In otto anni di presentazione di questa sintesi annuale, la piattaforma musicale era riuscita a trasformare il Wrapped in una potente modalità di pubblicità pressoché gratuita e di marketing individuale. Quest’anno l’effetto non è stato così positivo, anzi ci sono stati utenti che hanno dichiarato la loro intenzione di abbandonare Spotify a favore di altri concorrenti. L’accoglienza tiepida nei confronti di questo tipo di prodotti di fine anno ha coinvolto anche altri player tecnologici. Forse è vero che ormai un po’ tutti noi risultiamo piuttosto allergici al controllo pervasivo sui nostri comportamenti da parte delle piattaforme online. Ma forse il dominio degli algoritmi finisce per espandere funzionalità ridondanti a scapito della creatività e della sua capacità di stupire le persone ogni volta. Tanto più se, come nel caso specifico, è frutto di taglio di risorse per migliorare la redditività.

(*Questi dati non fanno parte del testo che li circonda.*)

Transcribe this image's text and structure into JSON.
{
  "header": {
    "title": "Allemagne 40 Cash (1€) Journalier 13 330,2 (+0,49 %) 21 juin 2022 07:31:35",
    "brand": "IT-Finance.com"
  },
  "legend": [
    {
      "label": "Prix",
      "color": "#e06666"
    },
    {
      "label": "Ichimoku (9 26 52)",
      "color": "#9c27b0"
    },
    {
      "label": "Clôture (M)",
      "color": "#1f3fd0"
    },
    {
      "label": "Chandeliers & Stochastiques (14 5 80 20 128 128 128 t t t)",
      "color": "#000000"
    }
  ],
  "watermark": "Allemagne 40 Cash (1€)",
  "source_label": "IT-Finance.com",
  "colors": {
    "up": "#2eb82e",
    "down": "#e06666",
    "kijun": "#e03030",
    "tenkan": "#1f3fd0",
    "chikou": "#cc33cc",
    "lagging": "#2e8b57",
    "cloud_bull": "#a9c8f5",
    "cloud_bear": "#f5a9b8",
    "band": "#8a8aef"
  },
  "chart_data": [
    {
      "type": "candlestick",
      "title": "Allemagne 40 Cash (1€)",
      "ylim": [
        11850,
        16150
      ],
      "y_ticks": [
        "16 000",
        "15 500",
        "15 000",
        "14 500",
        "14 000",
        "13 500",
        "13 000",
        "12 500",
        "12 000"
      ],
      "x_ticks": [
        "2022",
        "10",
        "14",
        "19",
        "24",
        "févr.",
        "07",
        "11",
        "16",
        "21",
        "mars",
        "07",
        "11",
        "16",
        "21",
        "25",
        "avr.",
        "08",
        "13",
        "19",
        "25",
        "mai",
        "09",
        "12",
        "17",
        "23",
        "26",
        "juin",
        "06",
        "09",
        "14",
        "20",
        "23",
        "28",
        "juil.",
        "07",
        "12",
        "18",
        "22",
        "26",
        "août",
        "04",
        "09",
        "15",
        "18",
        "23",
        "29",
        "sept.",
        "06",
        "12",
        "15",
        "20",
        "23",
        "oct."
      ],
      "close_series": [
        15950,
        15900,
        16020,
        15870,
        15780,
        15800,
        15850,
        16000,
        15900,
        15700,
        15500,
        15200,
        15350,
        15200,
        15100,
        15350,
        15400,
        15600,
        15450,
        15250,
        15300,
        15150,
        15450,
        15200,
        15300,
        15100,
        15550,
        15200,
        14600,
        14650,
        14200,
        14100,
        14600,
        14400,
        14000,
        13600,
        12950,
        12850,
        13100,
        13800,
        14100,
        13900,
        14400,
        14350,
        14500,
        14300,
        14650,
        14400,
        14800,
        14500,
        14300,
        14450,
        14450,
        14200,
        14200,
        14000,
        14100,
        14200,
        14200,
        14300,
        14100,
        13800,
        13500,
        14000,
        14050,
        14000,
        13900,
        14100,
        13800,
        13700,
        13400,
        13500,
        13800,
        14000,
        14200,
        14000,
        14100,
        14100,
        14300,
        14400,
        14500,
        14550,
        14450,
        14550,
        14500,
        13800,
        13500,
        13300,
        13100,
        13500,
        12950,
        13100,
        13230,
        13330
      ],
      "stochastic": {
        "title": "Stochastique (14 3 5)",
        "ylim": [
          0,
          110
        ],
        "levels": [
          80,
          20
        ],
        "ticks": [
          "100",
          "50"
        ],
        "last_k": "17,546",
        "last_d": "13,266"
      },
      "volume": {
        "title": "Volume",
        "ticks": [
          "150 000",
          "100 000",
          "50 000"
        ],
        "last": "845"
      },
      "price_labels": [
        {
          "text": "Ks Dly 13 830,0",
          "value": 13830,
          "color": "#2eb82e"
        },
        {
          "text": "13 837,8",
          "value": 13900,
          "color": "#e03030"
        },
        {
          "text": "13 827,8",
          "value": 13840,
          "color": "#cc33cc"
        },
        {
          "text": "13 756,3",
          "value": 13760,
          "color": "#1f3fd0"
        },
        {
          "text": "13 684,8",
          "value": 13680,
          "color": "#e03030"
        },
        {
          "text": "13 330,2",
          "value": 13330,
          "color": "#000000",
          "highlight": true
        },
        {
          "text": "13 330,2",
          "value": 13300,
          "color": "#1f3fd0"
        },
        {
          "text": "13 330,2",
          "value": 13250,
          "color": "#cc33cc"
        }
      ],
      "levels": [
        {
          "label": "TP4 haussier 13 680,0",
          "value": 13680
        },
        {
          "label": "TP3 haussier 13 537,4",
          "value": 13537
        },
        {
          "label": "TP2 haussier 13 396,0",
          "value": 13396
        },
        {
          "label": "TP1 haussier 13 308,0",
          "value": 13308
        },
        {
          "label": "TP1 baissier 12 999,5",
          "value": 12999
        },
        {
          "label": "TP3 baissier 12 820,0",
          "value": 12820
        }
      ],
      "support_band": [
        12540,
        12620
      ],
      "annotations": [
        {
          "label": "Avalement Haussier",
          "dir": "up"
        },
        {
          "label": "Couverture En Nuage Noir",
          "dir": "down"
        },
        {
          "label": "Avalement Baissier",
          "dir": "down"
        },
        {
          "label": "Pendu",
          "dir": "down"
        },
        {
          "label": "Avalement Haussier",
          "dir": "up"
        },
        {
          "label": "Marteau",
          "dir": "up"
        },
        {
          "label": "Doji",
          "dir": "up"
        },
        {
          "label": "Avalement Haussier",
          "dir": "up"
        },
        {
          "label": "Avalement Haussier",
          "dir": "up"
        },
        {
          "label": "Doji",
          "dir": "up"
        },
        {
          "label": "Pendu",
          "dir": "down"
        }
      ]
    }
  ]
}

Sempre quest’anno e sempre in ambito musicale si è verificato un episodio che si inserisce nella stessa linea. Quando nel pieno dell’estate i fratelli Galllagher hanno annunciato quello che sembrava impossibile – ossia un nuovo tour degli Oasis tra Regno Unito e Irlanda – tra i fan si è scatenata la corsa all’accaparramento dei biglietti per i 17 concerti straordinari. Con il risultato che sulla piattaforma di Ticketmaster alcuni biglietti sono più che raddoppiati da 170 sterline a più di 350 fino a superare quota 400. Oscillazioni talmente eccessive e repentine che hanno riprodotto un effetto bagarinaggio già sull’offerta primaria, lasciando increduli i fan accorsi sui siti a procacciarsi i posti per i concerti. Anche in questo caso l’effetto è stato quello di indurre molti a rinunciare a rinunciare a un’occasione più unica che rara e molti biglietti sono stati annullati, come ha riportato il Guardian. Per sfruttare al massimo l’effetto sorpresa della reunion degli Oasis gli organizzatori hanno utilizzato il sistema del “dynamic pricing”, oggi molto utilizzato negli Stati Uniti, ma relativamente nuovo in Europa. Vi fanno ricorso in maniera surrettizia compagnie aeree e hotel per gestire i prezzi di voli e camere. Anche in questo caso entrano in gioco gli algoritmi che determinano la variazione dei prezzi in diretta sulla base della richiesta, sul modello della classica legge della domanda e dell’offerta: se c’è tanta richiesta, i prezzi vengono aggiornati in diretta, in caso contrario possono anche scendere per stimolare la richiesta.

Il dynamic pricing è uno strumento del tutto legale e utile per adeguare i prezzi al mercato, ma se le persone colgono che diventi una modalità per trasformare la loro passione in ricchi profitti, la tecnologia può diventare un boomerang che induce all’abbandono. Negli Usa un gruppo di fan ha fatto causa a Ticketmaster per la gestione dei biglietti dei concerti di Taylor Swift, mentre dopo la vicenda degli Oasis la Commissione europea ha aperto un’inchiesta sulla modalità dinamica di pricing. Questi effetti perversi degli algoritmi rappresentano una lezione per tutte le aziende. Tanto più in un mondo digitale, dove non ci si vede in faccia e non si stringono le mani, il rapporto con il cliente è una relazione basata sulla fiducia e sul rispetto. La tecnologia offre modalità infinite per affinare e curare quella relazione con il cliente, tagliando il servizio su misura, ampliando l’offerta e i punti di contatto, servendo le sue esigenze più recondite. Senza però mai tradire la fiducia e il rispetto che merita ogni persona.